Upon the subject of express malice the court charged the jury that “The deliberate shooting of another with cool, deliberate mind and formed design, if resulting in death, would be upon express malice.” . . . Appellant objects to this charge because it omitted “unlawful; ” for, it is urged, that a cool, deliberate killing with formed design is not of necessity murder of either degree; that, to make it so, the homicide must be unlawful; and in support of this proposition we are referred to the case of an officer executing a convict, coolly and deliberately, or, to a party who may exercise -his right of self-defense in the same manner, without being guilt}'- of any offense. These propositions may be true, but we must construe the charge as a whole, and if, when so construed, there be no error, it should be sustained.

Applying this rule to the charge on this subject, we believe it is correct. The jury were told in the first paragraph “ That every person of sound memory and discretion, who shall unlawfully kill any reasonable creature in being, with malice aforethought, either express or implied, shall be deemed guilty of murder.” How it is altogether improbable that the omission of the word unlawful in that part of the charge relating to express malice induced, or was calculated in the slightest degree to induce, the jury to believe that they were authorized to convict, though the killing be lawful by reason of the right of self-defense.

We are of the opinion that, when viewed as a whole, there will be found- no error in the charge because of this omission.

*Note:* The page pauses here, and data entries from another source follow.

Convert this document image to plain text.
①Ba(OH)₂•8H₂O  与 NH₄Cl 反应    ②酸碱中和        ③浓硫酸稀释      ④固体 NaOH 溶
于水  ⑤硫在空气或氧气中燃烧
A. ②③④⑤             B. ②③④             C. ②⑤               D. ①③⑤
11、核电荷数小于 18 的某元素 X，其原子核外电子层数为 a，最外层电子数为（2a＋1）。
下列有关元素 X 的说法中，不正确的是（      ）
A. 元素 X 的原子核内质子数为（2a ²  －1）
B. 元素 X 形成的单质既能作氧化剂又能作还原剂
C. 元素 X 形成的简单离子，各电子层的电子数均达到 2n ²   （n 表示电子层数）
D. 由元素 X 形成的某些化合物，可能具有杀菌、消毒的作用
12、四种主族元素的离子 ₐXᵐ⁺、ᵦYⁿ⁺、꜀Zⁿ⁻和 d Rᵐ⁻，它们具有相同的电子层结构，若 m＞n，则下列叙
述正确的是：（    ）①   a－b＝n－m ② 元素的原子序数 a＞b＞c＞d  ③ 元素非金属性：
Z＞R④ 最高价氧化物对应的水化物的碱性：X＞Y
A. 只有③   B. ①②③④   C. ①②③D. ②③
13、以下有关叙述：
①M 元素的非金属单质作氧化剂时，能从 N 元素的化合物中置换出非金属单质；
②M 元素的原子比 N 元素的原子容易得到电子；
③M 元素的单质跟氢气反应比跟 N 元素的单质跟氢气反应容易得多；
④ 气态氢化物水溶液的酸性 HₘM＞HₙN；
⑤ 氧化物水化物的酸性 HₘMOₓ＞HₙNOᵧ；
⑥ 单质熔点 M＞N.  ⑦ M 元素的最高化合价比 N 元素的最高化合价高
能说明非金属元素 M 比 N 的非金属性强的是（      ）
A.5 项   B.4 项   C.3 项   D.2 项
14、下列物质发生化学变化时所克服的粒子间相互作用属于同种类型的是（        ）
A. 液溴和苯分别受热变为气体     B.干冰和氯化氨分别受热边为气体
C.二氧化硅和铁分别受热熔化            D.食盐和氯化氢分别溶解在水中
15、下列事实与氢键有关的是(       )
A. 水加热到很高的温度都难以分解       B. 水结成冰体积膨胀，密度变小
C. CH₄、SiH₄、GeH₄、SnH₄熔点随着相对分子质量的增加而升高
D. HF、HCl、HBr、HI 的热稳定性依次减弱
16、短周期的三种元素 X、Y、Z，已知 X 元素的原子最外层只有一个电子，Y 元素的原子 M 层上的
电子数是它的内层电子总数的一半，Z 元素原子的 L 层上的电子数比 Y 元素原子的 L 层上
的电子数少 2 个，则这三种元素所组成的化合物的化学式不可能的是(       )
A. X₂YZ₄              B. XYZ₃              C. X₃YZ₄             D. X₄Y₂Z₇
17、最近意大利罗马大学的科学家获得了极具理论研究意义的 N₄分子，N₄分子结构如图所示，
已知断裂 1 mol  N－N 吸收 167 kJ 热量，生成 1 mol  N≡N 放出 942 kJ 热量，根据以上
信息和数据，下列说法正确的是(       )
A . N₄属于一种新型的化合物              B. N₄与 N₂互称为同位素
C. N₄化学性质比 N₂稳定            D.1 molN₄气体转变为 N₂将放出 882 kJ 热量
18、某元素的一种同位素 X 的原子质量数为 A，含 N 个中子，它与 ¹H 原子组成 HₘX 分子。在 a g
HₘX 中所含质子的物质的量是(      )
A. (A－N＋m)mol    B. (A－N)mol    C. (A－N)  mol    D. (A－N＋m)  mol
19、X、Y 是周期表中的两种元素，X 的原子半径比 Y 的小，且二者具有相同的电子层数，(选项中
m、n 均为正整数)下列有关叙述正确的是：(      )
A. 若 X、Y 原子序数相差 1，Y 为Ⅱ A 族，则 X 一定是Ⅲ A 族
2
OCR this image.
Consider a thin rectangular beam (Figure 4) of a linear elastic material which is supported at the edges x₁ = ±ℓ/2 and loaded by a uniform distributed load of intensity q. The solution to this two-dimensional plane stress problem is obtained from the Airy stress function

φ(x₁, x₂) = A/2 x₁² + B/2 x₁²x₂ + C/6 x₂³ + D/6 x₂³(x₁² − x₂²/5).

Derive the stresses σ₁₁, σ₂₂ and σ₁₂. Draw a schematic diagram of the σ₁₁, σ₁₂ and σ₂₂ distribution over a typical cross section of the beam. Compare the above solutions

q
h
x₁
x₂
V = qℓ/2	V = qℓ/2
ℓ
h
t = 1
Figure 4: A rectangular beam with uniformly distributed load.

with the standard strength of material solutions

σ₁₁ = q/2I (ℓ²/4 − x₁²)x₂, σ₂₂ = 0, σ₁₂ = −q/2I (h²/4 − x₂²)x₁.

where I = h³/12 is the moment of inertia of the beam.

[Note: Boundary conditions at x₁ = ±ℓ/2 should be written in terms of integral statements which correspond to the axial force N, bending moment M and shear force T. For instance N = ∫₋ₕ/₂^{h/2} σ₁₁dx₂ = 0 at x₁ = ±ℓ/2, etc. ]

Defendant, by counsel, requested a charge on the law of self-defense, believing that given by the court defective, “ because it hinges the necessity to kill upon the facts developed on the trial, and not as they appeared to defendant at the time.” We have examined the charge of the court with reference to this objection, and are of the opinion that, under the facts of this case, it will be found correct. It is not, we think, obnoxious to the objections urged by-appellant.

We have also closely examined all of the points raised in the record, though not insisted upon in the brief, and fail to discover such error as will require a reversal of the judgment. It is therefore affirmed.

Affirmed.

[Opinion delivered October 31, 1885.]